Fractional matching preclusion number of graphs

TL;DR

This paper introduces the fractional matching preclusion number of graphs, a polynomial-time computable relaxation of the matching preclusion number, with explicit formulas for bipartite graphs and properties under graph products.

Contribution

It defines the fractional matching preclusion number via linear programming relaxation, provides explicit formulas for bipartite graphs, and explores its behavior under Cartesian products.

Findings

mp_f(G) can be computed in polynomial time

Explicit formula for bipartite graphs involving k-factors

Inequality for mp_f of Cartesian product of bipartite graphs

Abstract

Let $G$ be a graph with an even number of vertices. The matching preclusion number of $G$, denoted by $mp(G)$, is the minimum number of edges whose deletion leaves the resulting graph without a perfect matching.
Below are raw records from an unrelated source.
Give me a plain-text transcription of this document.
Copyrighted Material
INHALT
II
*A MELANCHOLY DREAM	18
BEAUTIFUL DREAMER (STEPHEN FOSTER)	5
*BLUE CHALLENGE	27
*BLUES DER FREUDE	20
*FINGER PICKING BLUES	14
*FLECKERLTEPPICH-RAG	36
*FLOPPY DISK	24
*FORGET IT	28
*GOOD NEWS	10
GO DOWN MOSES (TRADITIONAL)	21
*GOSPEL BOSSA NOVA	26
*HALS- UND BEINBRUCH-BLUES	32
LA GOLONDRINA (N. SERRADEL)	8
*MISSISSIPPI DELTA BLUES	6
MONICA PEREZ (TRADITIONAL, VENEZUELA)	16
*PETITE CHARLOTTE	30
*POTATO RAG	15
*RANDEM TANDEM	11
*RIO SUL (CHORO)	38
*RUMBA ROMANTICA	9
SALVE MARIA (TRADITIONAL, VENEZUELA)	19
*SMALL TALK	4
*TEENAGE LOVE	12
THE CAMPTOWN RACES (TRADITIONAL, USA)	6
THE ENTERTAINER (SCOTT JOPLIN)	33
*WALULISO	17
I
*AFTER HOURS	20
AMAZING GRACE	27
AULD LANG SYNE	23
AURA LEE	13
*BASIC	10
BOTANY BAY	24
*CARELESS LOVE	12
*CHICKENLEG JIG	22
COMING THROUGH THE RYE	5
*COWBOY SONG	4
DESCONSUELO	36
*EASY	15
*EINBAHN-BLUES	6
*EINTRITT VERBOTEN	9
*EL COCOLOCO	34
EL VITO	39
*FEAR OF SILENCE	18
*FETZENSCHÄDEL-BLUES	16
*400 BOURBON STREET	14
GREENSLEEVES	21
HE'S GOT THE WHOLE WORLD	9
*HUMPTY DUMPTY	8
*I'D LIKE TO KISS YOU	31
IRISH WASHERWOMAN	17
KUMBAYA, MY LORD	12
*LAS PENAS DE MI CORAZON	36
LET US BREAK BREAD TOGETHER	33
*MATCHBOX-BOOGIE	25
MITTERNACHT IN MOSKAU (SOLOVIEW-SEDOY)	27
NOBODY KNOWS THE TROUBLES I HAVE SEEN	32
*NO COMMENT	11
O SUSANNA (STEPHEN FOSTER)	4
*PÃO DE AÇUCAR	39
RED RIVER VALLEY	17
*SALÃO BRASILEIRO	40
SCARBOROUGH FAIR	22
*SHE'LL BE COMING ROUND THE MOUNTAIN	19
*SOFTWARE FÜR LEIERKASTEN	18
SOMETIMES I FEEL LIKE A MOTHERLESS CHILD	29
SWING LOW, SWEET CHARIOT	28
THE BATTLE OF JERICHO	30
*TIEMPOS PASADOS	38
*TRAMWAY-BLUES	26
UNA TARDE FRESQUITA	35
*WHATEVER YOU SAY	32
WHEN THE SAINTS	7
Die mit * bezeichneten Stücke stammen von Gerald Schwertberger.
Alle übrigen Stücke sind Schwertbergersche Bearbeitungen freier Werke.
We introduced a $0$-$1$ linear programming which can be used to find matching preclusion number of graphs. In this paper, by relaxing of the $0$-$1$ linear programming we obtain a linear programming and call its optimal objective value as fractional matching preclusion number of graph $G$, denoted by $mp_f(G)$. We show $mp_f(G)$ can be computed in polynomial time for any graph $G$. By using perfect matching polytope, we transform it as a new linear programming whose optimal value equals the reciprocal of $mp_f(G)$. For bipartite graph $G$, we obtain an explicit formula for $mp_f(G)$ and show that $\lfloor mp_f(G) \rfloor$ is the maximum integer $k$ such that $G$ has a $k$-factor. Moreover, for any two bipartite graphs $G$ and $H$, we show $mp_f(G \square H) \geqslant mp_f(G)+\lfloor mp_f(H) \rfloor$, where $G \square H$ is the Cartesian product of $G$ and $H$.